Cette créativité-là permet une véritable appropriation populaire de la langue française et c’est tant mieux. Le français découvre sa propre capacité à être multiple, à se dire de manière différenciée selon les pays et les peuples.

À l’intérieur de la France même aussi cohabitent un usage savant de la langue et un usage populaire, et c’est normal. L’expansion de la langue française explique sa diversification.

En conclusion, quelle personnalité institutionnelle, politique ou artistique de la Francophonie avez-vous envie d’évoquer ?

J’hésite beaucoup, mais je voudrais insister sur deux figures : Senghor que j’ai déjà évoqué, parce que je le connais bien, aussi l’écrivaine guadeloupéenne Maryse Condé, qui me parle beaucoup. D’abord parce que, elle et moi avons été brièvement collègues à l’université de Columbia à New-York. Je la connaissais évidemment par ses écrits et son parcours, mais à Columbia, je l’ai connue personnellement. C’est une femme pour laquelle je garde la plus grande admiration, pour sa manière de se reconnecter avec le continent africain.

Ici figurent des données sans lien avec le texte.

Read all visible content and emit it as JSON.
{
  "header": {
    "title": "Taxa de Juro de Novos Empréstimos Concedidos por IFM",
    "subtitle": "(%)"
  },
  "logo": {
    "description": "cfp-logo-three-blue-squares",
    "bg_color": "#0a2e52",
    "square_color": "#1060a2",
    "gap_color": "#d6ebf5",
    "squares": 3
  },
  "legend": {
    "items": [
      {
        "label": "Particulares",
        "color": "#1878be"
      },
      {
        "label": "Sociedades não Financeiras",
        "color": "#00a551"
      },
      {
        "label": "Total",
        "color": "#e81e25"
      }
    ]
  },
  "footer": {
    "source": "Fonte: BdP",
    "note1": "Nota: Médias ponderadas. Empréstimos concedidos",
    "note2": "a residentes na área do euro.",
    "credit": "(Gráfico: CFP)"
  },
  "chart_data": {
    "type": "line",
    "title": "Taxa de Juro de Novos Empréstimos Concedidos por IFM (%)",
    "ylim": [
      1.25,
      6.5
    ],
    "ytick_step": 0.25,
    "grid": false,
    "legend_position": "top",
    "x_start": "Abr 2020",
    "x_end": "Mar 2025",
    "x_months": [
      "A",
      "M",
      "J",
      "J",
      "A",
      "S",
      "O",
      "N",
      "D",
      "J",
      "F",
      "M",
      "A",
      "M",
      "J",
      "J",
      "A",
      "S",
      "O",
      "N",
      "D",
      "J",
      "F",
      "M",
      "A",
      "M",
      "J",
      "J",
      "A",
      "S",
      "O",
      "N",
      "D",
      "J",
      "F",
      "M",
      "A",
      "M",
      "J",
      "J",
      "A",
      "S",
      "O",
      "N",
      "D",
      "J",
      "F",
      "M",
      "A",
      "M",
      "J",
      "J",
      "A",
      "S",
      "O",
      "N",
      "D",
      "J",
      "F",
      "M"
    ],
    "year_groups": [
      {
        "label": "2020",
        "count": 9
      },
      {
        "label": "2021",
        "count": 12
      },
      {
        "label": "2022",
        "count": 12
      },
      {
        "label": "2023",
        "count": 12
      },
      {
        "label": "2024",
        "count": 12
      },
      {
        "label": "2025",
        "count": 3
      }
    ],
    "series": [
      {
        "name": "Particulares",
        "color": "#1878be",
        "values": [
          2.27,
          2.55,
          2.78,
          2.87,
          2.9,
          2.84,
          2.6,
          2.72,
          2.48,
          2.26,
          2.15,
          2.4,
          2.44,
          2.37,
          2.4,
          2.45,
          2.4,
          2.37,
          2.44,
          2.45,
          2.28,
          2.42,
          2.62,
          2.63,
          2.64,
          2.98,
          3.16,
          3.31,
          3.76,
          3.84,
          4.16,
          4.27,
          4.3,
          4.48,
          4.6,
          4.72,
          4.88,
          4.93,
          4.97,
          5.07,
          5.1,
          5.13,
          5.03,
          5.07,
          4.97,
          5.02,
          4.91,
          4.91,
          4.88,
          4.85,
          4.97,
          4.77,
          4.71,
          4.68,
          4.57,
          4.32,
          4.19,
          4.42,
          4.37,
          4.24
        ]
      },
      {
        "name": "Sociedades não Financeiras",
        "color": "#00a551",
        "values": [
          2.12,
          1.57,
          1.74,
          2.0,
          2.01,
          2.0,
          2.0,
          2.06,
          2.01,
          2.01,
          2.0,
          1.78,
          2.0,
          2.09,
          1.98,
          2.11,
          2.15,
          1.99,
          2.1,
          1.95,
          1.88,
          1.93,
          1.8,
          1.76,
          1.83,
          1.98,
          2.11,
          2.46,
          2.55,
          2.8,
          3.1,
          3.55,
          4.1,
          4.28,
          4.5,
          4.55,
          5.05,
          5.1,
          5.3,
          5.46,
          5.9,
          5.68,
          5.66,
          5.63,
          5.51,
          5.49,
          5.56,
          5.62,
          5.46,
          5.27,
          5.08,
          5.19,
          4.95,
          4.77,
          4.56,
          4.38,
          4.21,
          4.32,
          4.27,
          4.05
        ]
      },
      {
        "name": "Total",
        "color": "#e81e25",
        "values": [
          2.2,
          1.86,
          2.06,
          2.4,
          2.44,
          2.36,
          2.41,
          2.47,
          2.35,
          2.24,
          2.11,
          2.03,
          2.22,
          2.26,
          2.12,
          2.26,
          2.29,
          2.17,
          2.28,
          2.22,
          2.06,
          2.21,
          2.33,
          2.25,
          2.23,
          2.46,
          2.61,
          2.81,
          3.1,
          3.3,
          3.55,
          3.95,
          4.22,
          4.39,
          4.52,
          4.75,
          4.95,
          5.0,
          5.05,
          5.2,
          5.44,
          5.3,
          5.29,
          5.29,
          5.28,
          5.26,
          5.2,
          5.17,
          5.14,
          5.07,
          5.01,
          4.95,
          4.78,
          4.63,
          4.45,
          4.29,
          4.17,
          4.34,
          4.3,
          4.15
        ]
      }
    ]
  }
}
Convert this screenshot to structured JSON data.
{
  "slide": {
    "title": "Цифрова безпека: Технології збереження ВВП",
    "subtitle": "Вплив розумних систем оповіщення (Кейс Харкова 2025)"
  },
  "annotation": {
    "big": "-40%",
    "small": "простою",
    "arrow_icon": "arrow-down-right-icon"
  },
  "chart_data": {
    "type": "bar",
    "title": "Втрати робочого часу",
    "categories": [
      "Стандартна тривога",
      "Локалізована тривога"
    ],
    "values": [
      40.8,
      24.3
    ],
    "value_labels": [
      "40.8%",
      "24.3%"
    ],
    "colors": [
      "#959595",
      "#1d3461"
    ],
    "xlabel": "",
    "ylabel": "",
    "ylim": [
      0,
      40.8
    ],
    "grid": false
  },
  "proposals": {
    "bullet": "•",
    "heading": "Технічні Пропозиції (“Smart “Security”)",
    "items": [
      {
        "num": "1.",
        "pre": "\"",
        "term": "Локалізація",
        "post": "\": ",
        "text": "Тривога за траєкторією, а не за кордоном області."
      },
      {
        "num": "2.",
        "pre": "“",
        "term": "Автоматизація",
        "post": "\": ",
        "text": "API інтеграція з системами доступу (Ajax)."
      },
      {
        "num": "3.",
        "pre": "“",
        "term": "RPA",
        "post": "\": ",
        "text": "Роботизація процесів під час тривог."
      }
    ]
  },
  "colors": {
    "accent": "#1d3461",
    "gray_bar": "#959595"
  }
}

Maryse Condé représente un trait d’union entre la Caraïbe et l’Afrique. Elle s’est investie dans l’histoire de l’Afrique de l’Ouest, avec des déceptions évidemment parce que les indépendances n’ont pas tenu les promesses qui étaient les leurs.

Cette recherche permanente qui a été la sienne d’une identité à la fois dans les Caraïbes et sur le continent africain, en Afrique de l’Ouest, d’une identité qu’elle porte dans son nom (elle porte le nom de l’homme qu’elle a aimé) et d’une identité qu’elle se crée aussi par l’écriture, tout cela m’attire beaucoup et donne une signification à la Francophonie.

 


Propos recueillis par Françoise Marmouyet et Victoire N’Sondé.


Cet article est publié en partenariat avec l’Agence universitaire de la Francophonie à l’occasion du XIXe sommet de la Francophonie qui se tient les 4 et 5 octobre 2024 à Paris et Villers-Cotterêts.